When in 1998 I was approached by a supportive press about a chapbook and happened to have enough poems for a collection published that year, they called me one day with some urgency wondering whether I had seen a certain review of it and were relieved when I said no. But by then I had Internet access, so I searched for it on the Web. The reviewer sneered at the new book, dismissing it as thin, weak, and disappointing. He wrote triumphantly that it was not on the level of Grief Sweat, as if that confirmed all suspicion. Another reviewer called the new book "long-awaited." I had no idea.

"I only said...."

Meanwhile, I found out who had started the rumour. Two friends suggested I go with them to one of his readings. I had once thought him a friend, or at least a close colleague. He and his cohort of buddies avoided me afterwards, chortling among themselves in a corner of the room. Another poet whose work I admired stopped to say that she liked Grief Sweat; she didn't care what they were saying.
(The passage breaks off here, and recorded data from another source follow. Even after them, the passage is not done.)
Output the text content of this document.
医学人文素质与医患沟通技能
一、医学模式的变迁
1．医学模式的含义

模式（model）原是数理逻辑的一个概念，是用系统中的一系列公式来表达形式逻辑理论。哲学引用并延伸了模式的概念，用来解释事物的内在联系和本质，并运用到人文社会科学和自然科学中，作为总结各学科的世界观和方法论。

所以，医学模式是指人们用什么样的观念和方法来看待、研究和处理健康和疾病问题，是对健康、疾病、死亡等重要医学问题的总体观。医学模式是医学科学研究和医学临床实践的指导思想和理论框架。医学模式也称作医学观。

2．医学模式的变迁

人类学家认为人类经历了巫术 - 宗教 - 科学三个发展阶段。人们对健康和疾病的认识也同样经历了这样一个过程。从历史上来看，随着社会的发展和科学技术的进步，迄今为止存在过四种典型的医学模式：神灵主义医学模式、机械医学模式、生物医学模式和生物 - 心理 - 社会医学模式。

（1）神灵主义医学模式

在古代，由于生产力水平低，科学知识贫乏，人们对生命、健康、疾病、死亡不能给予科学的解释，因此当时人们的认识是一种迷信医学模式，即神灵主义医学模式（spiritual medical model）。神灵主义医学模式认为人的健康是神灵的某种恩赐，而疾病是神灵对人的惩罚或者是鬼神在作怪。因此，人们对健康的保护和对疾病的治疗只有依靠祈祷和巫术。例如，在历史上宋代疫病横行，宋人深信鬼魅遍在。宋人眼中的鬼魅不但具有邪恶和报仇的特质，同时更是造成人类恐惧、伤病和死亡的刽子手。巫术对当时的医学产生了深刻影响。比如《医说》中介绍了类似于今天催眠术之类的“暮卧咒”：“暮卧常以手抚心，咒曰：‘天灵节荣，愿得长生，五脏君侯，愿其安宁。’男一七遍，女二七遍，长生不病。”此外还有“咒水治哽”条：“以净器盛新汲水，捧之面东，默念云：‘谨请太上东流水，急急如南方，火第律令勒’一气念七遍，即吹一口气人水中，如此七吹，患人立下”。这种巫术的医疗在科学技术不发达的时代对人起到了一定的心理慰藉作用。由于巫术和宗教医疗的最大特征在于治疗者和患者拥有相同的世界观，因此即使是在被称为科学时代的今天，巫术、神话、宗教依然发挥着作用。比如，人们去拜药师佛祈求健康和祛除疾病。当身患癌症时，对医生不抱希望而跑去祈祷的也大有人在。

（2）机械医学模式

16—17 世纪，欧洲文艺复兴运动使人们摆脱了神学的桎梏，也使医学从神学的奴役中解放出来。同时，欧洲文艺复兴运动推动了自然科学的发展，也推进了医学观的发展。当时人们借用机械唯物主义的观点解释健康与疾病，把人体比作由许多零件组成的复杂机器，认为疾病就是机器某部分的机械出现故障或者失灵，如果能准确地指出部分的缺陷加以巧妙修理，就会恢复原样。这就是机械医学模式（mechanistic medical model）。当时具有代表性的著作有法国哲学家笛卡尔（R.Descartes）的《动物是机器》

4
I thanked her, without asking the pressing question: What are they saying?

I wanted to leave, but my companions insisted that we go to an after-reading party, and, once there, to wait until nearly everyone else had gone home. So I was sitting on a hassock, a cat on my lap, when it happened. The host, standing next to the guest of honour, nudged him and whispered, "Go ahead, ask her." But the guilty party withered, hunched his shoulders, looked down, stepped back, and stammered, "I only said it was different from the manuscript I saw." "Oh?" I said. The host covered this embarrassment by saying quickly, "Jody, you're one of my favourite poets." "Thank you," I said, standing up, putting the cat down, and agreeing with my companions that it was time to go.

"Oh?" I said. Because he had never seen the manuscript. Early in my ordeal I had shown him a handful of new poems, asking whether it would be considered ethical to combine them in a collection with others from a limited-edition chapbook that was long out of print. But two years and many poems later, when I inquired whether he had time to look at the finished manuscript, he said he didn't. So he had never seen it.

Now I knew who had done the deed. But I still don't know why, except the usual possibilities of envy or competition, elevating oneself by degrading another. In the years following, the perpetrator tried in his way to make amends, without ever apologizing or taking responsibility for the damage he had done. The damage continues, because for those who have picked up even a faint whiff of his slander, there will continue to be doubts about what is probably the best book I have written, or will write.

I have no respect for him. In my humble opinion, he is small, pathetic, and false to the core.

A coda to this story is at the opposite end of the spectrum. During the first year after it was published, I was congratulated on the street by a poet/publisher who said she was glad Grief Sweat had brought me so much fame and fortune. I was puzzled and said only, "Thank you," as she walked away. I should have caught up with her and asked, "What fame and fortune?" Not long after that, a poet and filmmaker gave me a lift after a performance and said they were happy to hear my book had won a major prize. I said, puzzled again, that none of my books had ever won any prize. I asked, hopefully, whether it could have done that without my knowing? They shook their heads and we all lapsed into silence. It turned out that another rumour was circulating that Grief Sweat had won the National Book Award. Years later an interviewer began her questions with that assumption, which I quickly corrected. So who started the second rumour? It seemed to have been generated from the guilt field of the first.